No meu regime para perder peso, o exercício físico apareceu como uma obrigatoriedade. Não que para se perder peso se tenha de fazer exercício. O peso perde-se à mesa, reaprendendo a comer. Mas o exercício serve de complemento, ajuda a gastar aquela energia que se teima em acumular.

E assim, lentamente, bufando, a contragosto, dei comigo a ir ao ginásio. Se gostava? Não. Detestava.

Custava-me sair de casa. Estava frio. Estava calor. Os exercícios eram um suplício, um horror, uma tortura auto-infligida. O corpo doía em sítios que nem sabia que tinham músculos. Como sabia que todo aquele tormento era ser para meu bem, obrigava-me a sair de casa, com frio, com calor, quando tinha coisas para fazer, quando não tinha coisas para fazer. Ia, simplesmente. E descobria que tinha feito bem em ir, porque quando os tratos de polé chegavam ao fim, toda eu era invadida por uma onda de prazer e satisfação.

No entanto, no espelho do estúdio de fitness, eu continuava a ser a mais gorda, mas em determinada altura, isso deixou de ser importante.

A primeira lição foi que, ao contrário do que acontece com muitos desportos mais sérios, no fitness, a única coisa que importa é mesmo participar. Não estamos ali para ganhar a mais ninguém, nem para termos uma nota no fim do período. É uma competição que se tem connosco próprios. E, aos poucos, vamos ganhando essa competição.

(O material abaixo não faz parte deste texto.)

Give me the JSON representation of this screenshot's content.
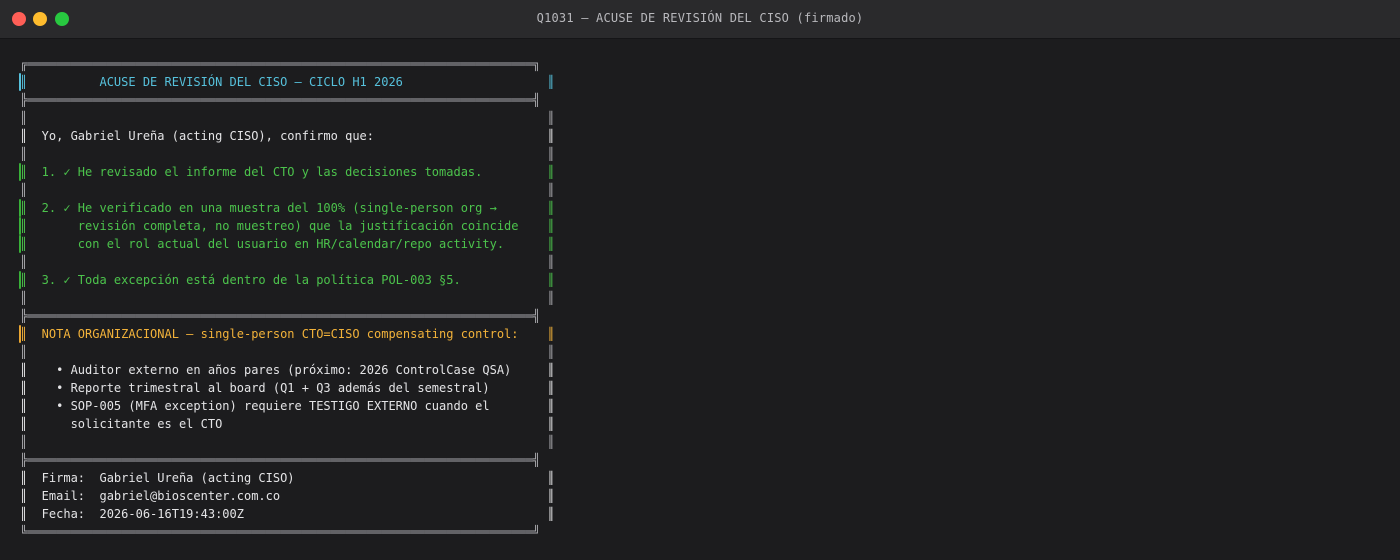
{
  "window": {
    "title": "Q1031 — ACUSE DE REVISIÓN DEL CISO (firmado)"
  },
  "colors": {
    "frame": "#a9a9ad",
    "header": "#56c1dc",
    "checked": "#4cc34c",
    "text": "#e4e4e6",
    "note": "#f2b23a",
    "background": "#1c1c1e"
  },
  "document": {
    "rule_top": "╔══════════════════════════════════════════════════════════════════════╗",
    "header": "║          ACUSE DE REVISIÓN DEL CISO — CICLO H1 2026                    ║",
    "rule_header_bottom": "╠══════════════════════════════════════════════════════════════════════╣",
    "blank": "║                                                                        ║",
    "intro": "║  Yo, Gabriel Ureña (acting CISO), confirmo que:                        ║",
    "item1": "║  1. ✓ He revisado el informe del CTO y las decisiones tomadas.         ║",
    "item2_line1": "║  2. ✓ He verificado en una muestra del 100% (single‑person org →       ║",
    "item2_line2": "║       revisión completa, no muestreo) que la justificación coincide    ║",
    "item2_line3": "║       con el rol actual del usuario en HR/calendar/repo activity.      ║",
    "item3": "║  3. ✓ Toda excepción está dentro de la política POL‑003 §5.            ║",
    "rule_middle": "╠══════════════════════════════════════════════════════════════════════╣",
    "note_title": "║  NOTA ORGANIZACIONAL — single‑person CTO=CISO compensating control:    ║",
    "note_b1": "║    • Auditor externo en años pares (próximo: 2026 ControlCase QSA)     ║",
    "note_b2": "║    • Reporte trimestral al board (Q1 + Q3 además del semestral)        ║",
    "note_b3_line1": "║    • SOP‑005 (MFA exception) requiere TESTIGO EXTERNO cuando el        ║",
    "note_b3_line2": "║      solicitante es el CTO                                             ║",
    "rule_sign": "╠══════════════════════════════════════════════════════════════════════╣",
    "firma": "║  Firma:  Gabriel Ureña (acting CISO)                                   ║",
    "email": "║  Email:  gabriel@bioscenter.com.co                                     ║",
    "fecha": "║  Fecha:  2026‑06‑16T19:43:00Z                                          ║",
    "rule_bottom": "╚══════════════════════════════════════════════════════════════════════╝"
  }
}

Talvez o momento epifânico em que entendi isso foi numa deslocação à Hemeroteca de Lisboa. Para lá chegar, sai-se na estação da Baixa Chiado e sobe-se rua da Misericórdia acima. Sempre esse percurso me parecera um inominável horror. Chegava sempre à Hemeroteca prestes a ter um ataque cardíaco, mal disposta, enjoada, sequiosa, a limpar a testa a lenços de papel que logo se empastelava. Mas um dia, ao subir a rua da Misericórdia, descobri que afinal aquilo era muito fácil. Cheguei  à Hemeroteca cansada, mas sem estar perigosamente à beira de um ataque cardíaco. De repente, via o ginásio a fazer efeito na minha vida quotidiana e pensei que isso era bom.

Quando mudei de casa, temendo transformar-me numa couch potato, a primeira coisa que procurei foi um ginásio onde ir. Treinar tinha-se tornado, entretanto, a coisa mais importante do meu dia. A coisa para a qual era imperioso disponibilizar duas horas, pelo menos três vezes por semana. Se este regime não fosse escrupulosamente respeitado, o meu humor piorava, a minha energia desaparecia, a minha paciência desvanecia-se – e eu deixava abria caminho ao regresso da minha versão antiga, a Filomena gorda, com baixa auto-estima, triste.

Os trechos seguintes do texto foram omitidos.